Se este “QI” significasse Quociente de Inteligência seria bom sinal. Se assim fosse, Portugal estaria seguramente no grupo da frente dos países europeus quanto aos seus níveis de desenvolvimento. Mas não é disso que se trata. O “I” deste QI refere-se a “Indicar” e o “Q” a inicial maiúscula da palavra “Quem”. Quer isto dizer que o critério mais importante na tomada de decisões é o “Quem indica” (QI). A celebração da liberdade, em 1974-1975, pareceu remeter para o caixote do lixo da história a cultura do favor, da dependência paroquial e do servilismo. Mas não demorou muito a que nos interstícios das organizações, em diversos setores do mercado de emprego, despontassem os novos abusos, protofascismos e assédios de variados contornos. A democracia de protocolo galgou terreno e aí reside a importância do “fator QI”, que é como quem diz, o poder discricionário do mais forte.

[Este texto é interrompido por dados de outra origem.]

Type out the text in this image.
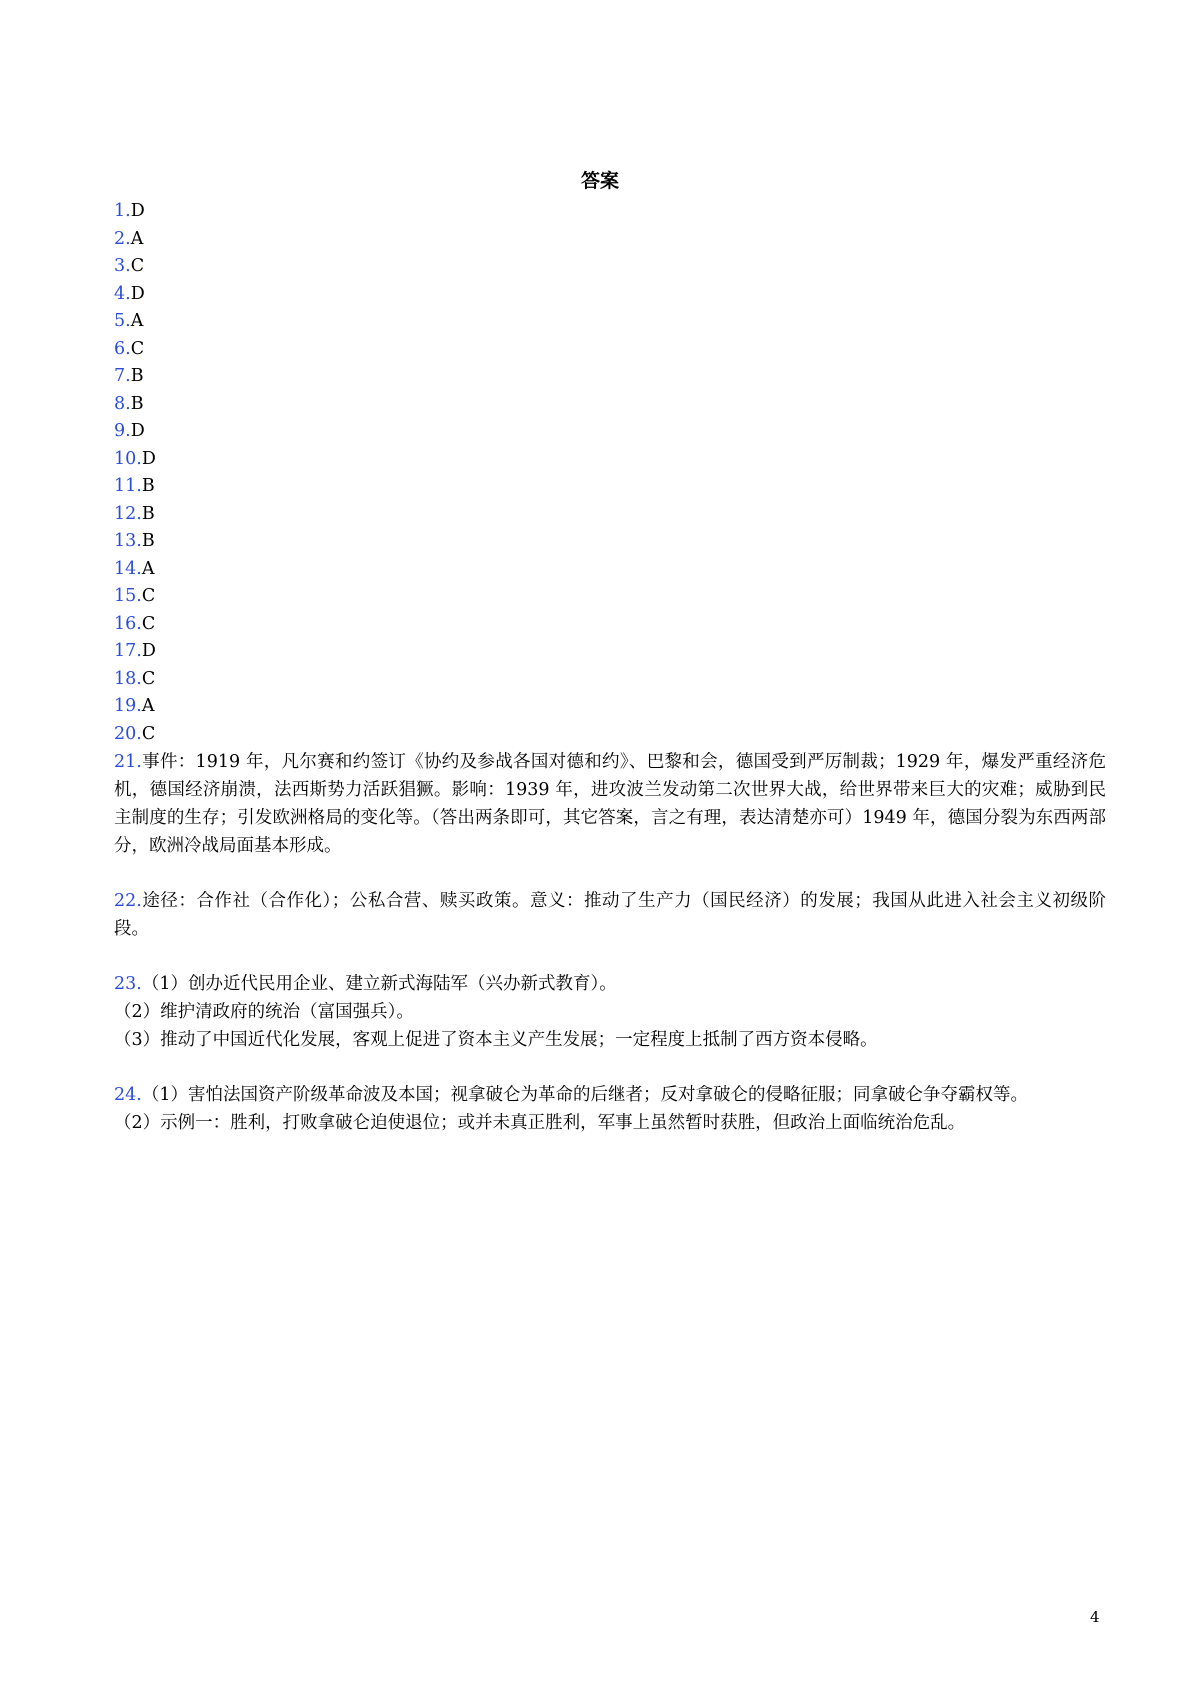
答案
1.D
2.A
3.C
4.D
5.A
6.C
7.B
8.B
9.D
10.D
11.B
12.B
13.B
14.A
15.C
16.C
17.D
18.C
19.A
20.C

21.事件：1919 年，凡尔赛和约签订《协约及参战各国对德和约》、巴黎和会，德国受到严厉制裁；1929 年，爆发严重经济危机，德国经济崩溃，法西斯势力活跃猖獗。影响：1939 年，进攻波兰发动第二次世界大战，给世界带来巨大的灾难；威胁到民主制度的生存；引发欧洲格局的变化等。（答出两条即可，其它答案，言之有理，表达清楚亦可）1949 年，德国分裂为东西两部分，欧洲冷战局面基本形成。

22.途径：合作社（合作化）；公私合营、赎买政策。意义：推动了生产力（国民经济）的发展；我国从此进入社会主义初级阶段。

23.（1）创办近代民用企业、建立新式海陆军（兴办新式教育）。

（2）维护清政府的统治（富国强兵）。

（3）推动了中国近代化发展，客观上促进了资本主义产生发展；一定程度上抵制了西方资本侵略。

24.（1）害怕法国资产阶级革命波及本国；视拿破仑为革命的后继者；反对拿破仑的侵略征服；同拿破仑争夺霸权等。

（2）示例一：胜利，打败拿破仑迫使退位；或并未真正胜利，军事上虽然暂时获胜，但政治上面临统治危乱。

4
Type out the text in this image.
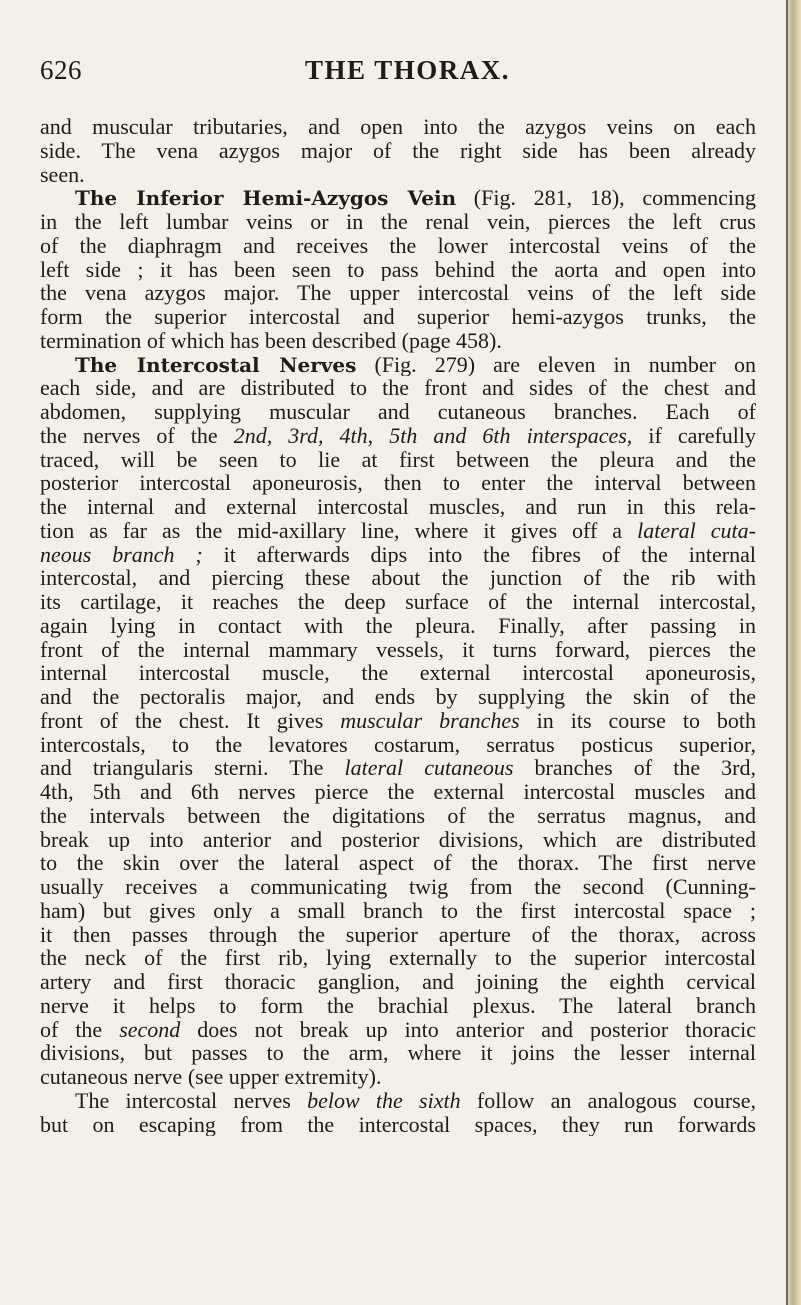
626	THE THORAX.
and muscular tributaries, and open into the azygos veins on each
side. The vena azygos major of the right side has been already
seen.
The Inferior Hemi-Azygos Vein (Fig. 281, 18), commencing
in the left lumbar veins or in the renal vein, pierces the left crus
of the diaphragm and receives the lower intercostal veins of the
left side ; it has been seen to pass behind the aorta and open into
the vena azygos major. The upper intercostal veins of the left side
form the superior intercostal and superior hemi-azygos trunks, the
termination of which has been described (page 458).
The Intercostal Nerves (Fig. 279) are eleven in number on
each side, and are distributed to the front and sides of the chest and
abdomen, supplying muscular and cutaneous branches. Each of
the nerves of the 2nd, 3rd, 4th, 5th and 6th interspaces, if carefully
traced, will be seen to lie at first between the pleura and the
posterior intercostal aponeurosis, then to enter the interval between
the internal and external intercostal muscles, and run in this rela-
tion as far as the mid-axillary line, where it gives off a lateral cuta-
neous branch ; it afterwards dips into the fibres of the internal
intercostal, and piercing these about the junction of the rib with
its cartilage, it reaches the deep surface of the internal intercostal,
again lying in contact with the pleura. Finally, after passing in
front of the internal mammary vessels, it turns forward, pierces the
internal intercostal muscle, the external intercostal aponeurosis,
and the pectoralis major, and ends by supplying the skin of the
front of the chest. It gives muscular branches in its course to both
intercostals, to the levatores costarum, serratus posticus superior,
and triangularis sterni. The lateral cutaneous branches of the 3rd,
4th, 5th and 6th nerves pierce the external intercostal muscles and
the intervals between the digitations of the serratus magnus, and
break up into anterior and posterior divisions, which are distributed
to the skin over the lateral aspect of the thorax. The first nerve
usually receives a communicating twig from the second (Cunning-
ham) but gives only a small branch to the first intercostal space ;
it then passes through the superior aperture of the thorax, across
the neck of the first rib, lying externally to the superior intercostal
artery and first thoracic ganglion, and joining the eighth cervical
nerve it helps to form the brachial plexus. The lateral branch
of the second does not break up into anterior and posterior thoracic
divisions, but passes to the arm, where it joins the lesser internal
cutaneous nerve (see upper extremity).
The intercostal nerves below the sixth follow an analogous course,
but on escaping from the intercostal spaces, they run forwards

Já sabemos que a cunha (ou o “pedido”) é uma velha “instituição” inscrita na cultura portuguesa. Durante o Estado Novo tal prática era o espelho de uma sociedade vergada ao destino fatalista, à submissão perante quem tinha influência e poder. Lembro-me bem de uma das primeiras vezes que fui a Lisboa, em plena década de 1960, de boleia com alguém que se dirigia à fala com a Dona Maria, a conhecida governanta do Doutor Salazar, com vista a facilitar o acesso de um familiar a um emprego na administração pública. Essa época não deixou saudades e o 25 de Abril abriu as portas da esperança a um Portugal democrático, onde tudo isso iria mudar. Foi, no entanto, Sol de pouca dura. O atual processo de erosão da democracia opera em diferentes níveis (segundo um estudo do ICS/ISCTE-IUL, apenas 10% acreditam que vivemos numa “democracia plena”, jornal Expresso, 23.04.2021). Mas, para além do sistema político, é na própria sociedade e nas suas organizações que reside a raiz do problema. Enquanto a antiga prática do “pedido” transportava uma atitude caritativa e de resignação, pautada pela humildade de gente simples e honrada, a nova subserviência é o reverso da prepotência que se insinuou nos interstícios da sociedade e em muitas das suas instituições de referência.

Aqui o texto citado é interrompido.